I just want to offer a few of my thoughts because you've been so generous with yours. So you know, I work in the industry. More on the biz side than the scientific. And I am intensely interested in this issue.

100-1000 times cheaper I don't think is achievable in the medium term, if ever. As long as we're running clinical trials I think costs will stay constrained to about a 5x decrease. A 100-1000x reduction, I think, implies a world where we can largely simulate the impact of drugs without resort to in vivo testing. A future I believe in, but one that has a lot big unknown technical obstacles to overcome - like entirely new fields of science and engineering. I'm thinking here on a 50-100 year horizon.

This would also entail a huge change for the regulatory environment, but I think we're so far in the future in this scenario that it's hard to predict what that will look like.

I think a 2x reduction is possible in the near-medium term. If we can change the probability of technical success for trials through better tox models - not testing - that creates an enormous amount of value. The stuff people are doing to design better molecules pales in comparison to doing this. I think the math and know-how exists to do it now - the challenges are more institutional - Who pays? Who provides data? Lot's of coordination problems between actors who are in economic knife fights with each other, though people are trying.

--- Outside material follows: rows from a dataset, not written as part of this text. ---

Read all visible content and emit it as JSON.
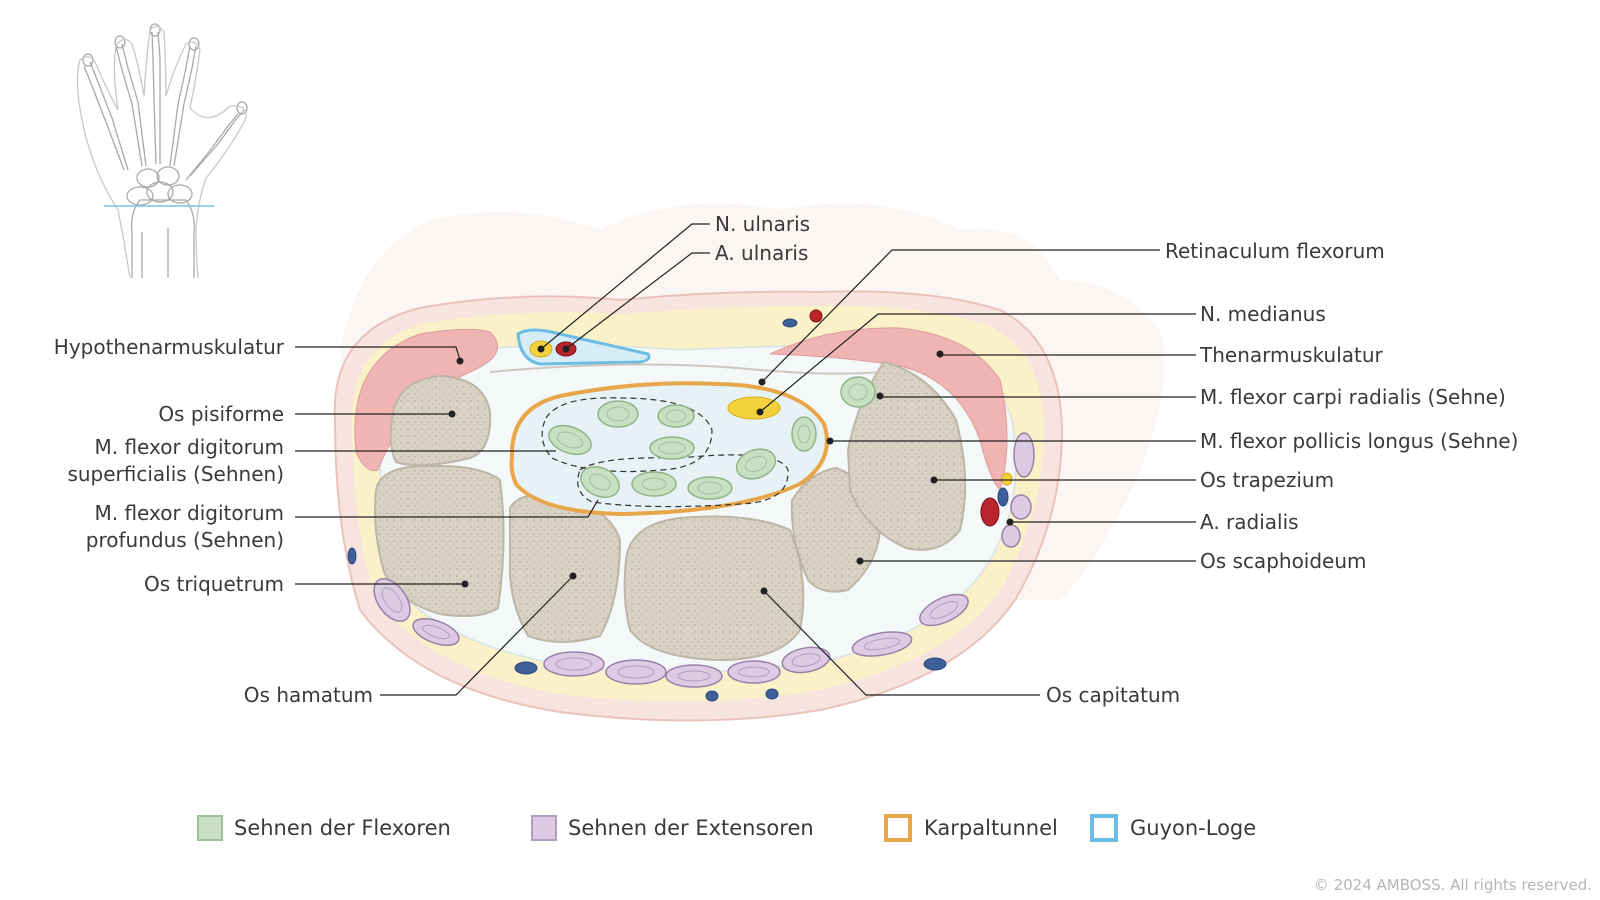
{
  "labels": {
    "n_ulnaris": "N. ulnaris",
    "a_ulnaris": "A. ulnaris",
    "retinaculum": "Retinaculum flexorum",
    "n_medianus": "N. medianus",
    "thenar": "Thenarmuskulatur",
    "fcr": "M. flexor carpi radialis (Sehne)",
    "fpl": "M. flexor pollicis longus (Sehne)",
    "trapezium": "Os trapezium",
    "a_radialis": "A. radialis",
    "scaphoideum": "Os scaphoideum",
    "capitatum": "Os capitatum",
    "hypothenar": "Hypothenarmuskulatur",
    "pisiforme": "Os pisiforme",
    "fds_line1": "M. flexor digitorum",
    "fds_line2": "superficialis (Sehnen)",
    "fdp_line1": "M. flexor digitorum",
    "fdp_line2": "profundus (Sehnen)",
    "triquetrum": "Os triquetrum",
    "hamatum": "Os hamatum"
  },
  "legend": [
    {
      "label": "Sehnen der Flexoren",
      "color": "#c9dfc2",
      "border": "#9fc197",
      "style": "filled"
    },
    {
      "label": "Sehnen der Extensoren",
      "color": "#dccbe3",
      "border": "#b29ec0",
      "style": "filled"
    },
    {
      "label": "Karpaltunnel",
      "color": "#ffffff",
      "border": "#e8a64a",
      "style": "outline"
    },
    {
      "label": "Guyon-Loge",
      "color": "#ffffff",
      "border": "#6cbde3",
      "style": "outline"
    }
  ],
  "copyright": "© 2024 AMBOSS. All rights reserved.",
  "colors": {
    "skin": "#f7e4df",
    "fat": "#fbf1c8",
    "muscle": "#f0b5b3",
    "bone": "#d8d2c5",
    "carpal_tunnel": "#e8a64a",
    "guyon": "#6cbde3",
    "nerve": "#f5d23c",
    "artery": "#b8262c",
    "vein": "#3d5f9a"
  },
  "icons": {
    "thumbnail": "hand-skeleton-icon"
  }
}
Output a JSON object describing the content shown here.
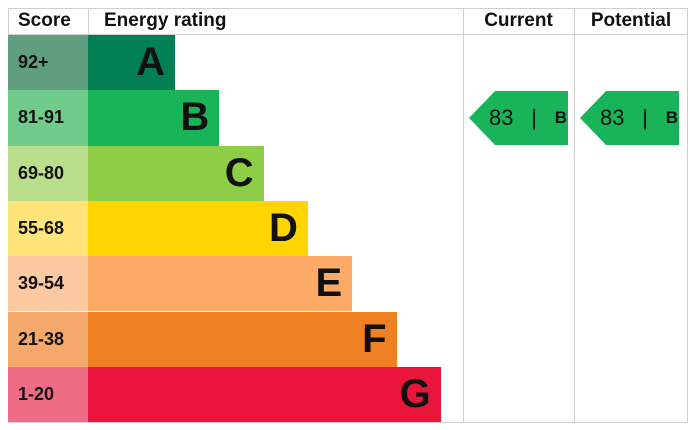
{
  "chart_data": {
    "type": "table",
    "headers": {
      "score": "Score",
      "rating": "Energy rating",
      "current": "Current",
      "potential": "Potential"
    },
    "bands": [
      {
        "score": "92+",
        "letter": "A",
        "color": "#008054",
        "score_color": "#5f9f80"
      },
      {
        "score": "81-91",
        "letter": "B",
        "color": "#19b459",
        "score_color": "#70cc8b"
      },
      {
        "score": "69-80",
        "letter": "C",
        "color": "#8dce46",
        "score_color": "#badf8c"
      },
      {
        "score": "55-68",
        "letter": "D",
        "color": "#ffd500",
        "score_color": "#ffe57a"
      },
      {
        "score": "39-54",
        "letter": "E",
        "color": "#fcaa65",
        "score_color": "#fdc9a1"
      },
      {
        "score": "21-38",
        "letter": "F",
        "color": "#ef8023",
        "score_color": "#f4a86a"
      },
      {
        "score": "1-20",
        "letter": "G",
        "color": "#e9153b",
        "score_color": "#ef6c87"
      }
    ],
    "current": {
      "value": 83,
      "letter": "B",
      "separator": "|"
    },
    "potential": {
      "value": 83,
      "letter": "B",
      "separator": "|"
    }
  }
}
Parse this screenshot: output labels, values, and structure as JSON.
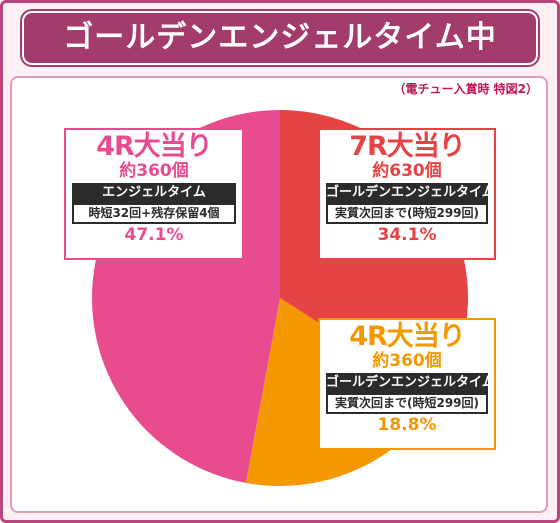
{
  "header": {
    "title": "ゴールデンエンジェルタイム中"
  },
  "note": "（電チュー入賞時 特図2）",
  "colors": {
    "frame": "#b8467c",
    "title_bg": "#a33c6d",
    "pink": "#e84c8f",
    "red": "#e64444",
    "orange": "#f39800"
  },
  "chart_data": {
    "type": "pie",
    "title": "",
    "slices": [
      {
        "name": "7R大当り",
        "count": "約630個",
        "mode": "ゴールデンエンジェルタイム",
        "condition": "実質次回まで(時短299回)",
        "value": 34.1,
        "value_label": "34.1%",
        "color": "#e64444"
      },
      {
        "name": "4R大当り",
        "count": "約360個",
        "mode": "ゴールデンエンジェルタイム",
        "condition": "実質次回まで(時短299回)",
        "value": 18.8,
        "value_label": "18.8%",
        "color": "#f39800"
      },
      {
        "name": "4R大当り",
        "count": "約360個",
        "mode": "エンジェルタイム",
        "condition": "時短32回+残存保留4個",
        "value": 47.1,
        "value_label": "47.1%",
        "color": "#e84c8f"
      }
    ]
  }
}
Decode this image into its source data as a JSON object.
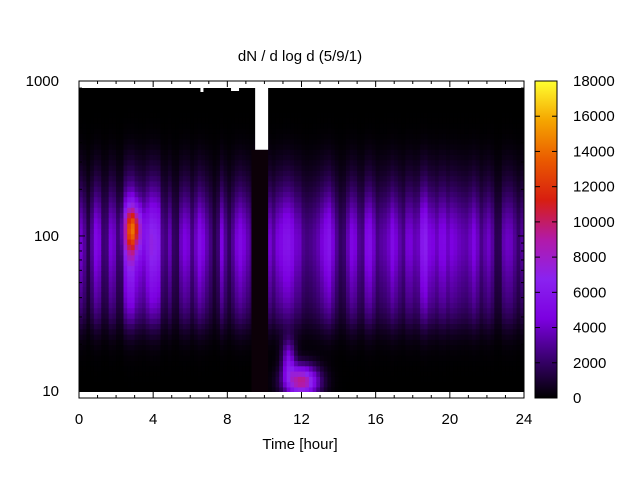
{
  "chart_data": {
    "type": "heatmap",
    "title": "dN / d log d (5/9/1)",
    "xlabel": "Time [hour]",
    "ylabel": "",
    "x_range": [
      0,
      24
    ],
    "y_range": [
      9,
      1000
    ],
    "y_scale": "log",
    "x_ticks": [
      0,
      4,
      8,
      12,
      16,
      20,
      24
    ],
    "y_ticks": [
      10,
      100,
      1000
    ],
    "colorbar": {
      "range": [
        0,
        18000
      ],
      "ticks": [
        0,
        2000,
        4000,
        6000,
        8000,
        10000,
        12000,
        14000,
        16000,
        18000
      ],
      "palette": [
        "#000000",
        "#3a0070",
        "#7c00e0",
        "#8a22f0",
        "#b21aa8",
        "#d81e10",
        "#ea5a00",
        "#f5a500",
        "#ffff30"
      ]
    },
    "missing_data": {
      "color": "#ffffff",
      "gap_hours": [
        9.5,
        10.2
      ],
      "gap_diameter_min": 360,
      "gap_diameter_max": 1000
    },
    "features": [
      {
        "label": "",
        "x_hours": 3.0,
        "diameter": 110,
        "value": 9500
      },
      {
        "label": "",
        "x_hours": 12.0,
        "diameter": 12,
        "value": 11000
      }
    ]
  }
}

Data problems too. Pharma companies are terrible at databases. It's a mess.

Also, it's better to solve tox because it's not disease specific. The effort invested in building the model (or models) will be distributed over many development life-cycles and would remain valuable after a good drug for an indication is invented.

This is a huge win for the world because it makes diseases that are important but not economic easier to justify. The phrase 'important but not economic' churns my stomach, but there it is.

None of this will fix pricing. Not as long as the patent structure stays the same. If you can legally do it, people will do it. Doesn't matter what it costs. Coke is still charging you two bucks for something that costs them cents to produce, and they don't have a patent.

If you want a near term future with lower drug prices (as I do), I fear your route lies through congress. I think it can happen, but I'm an optimist.

Thanks again for your thoughts and your work. It's good to see other people pulling in the same direction.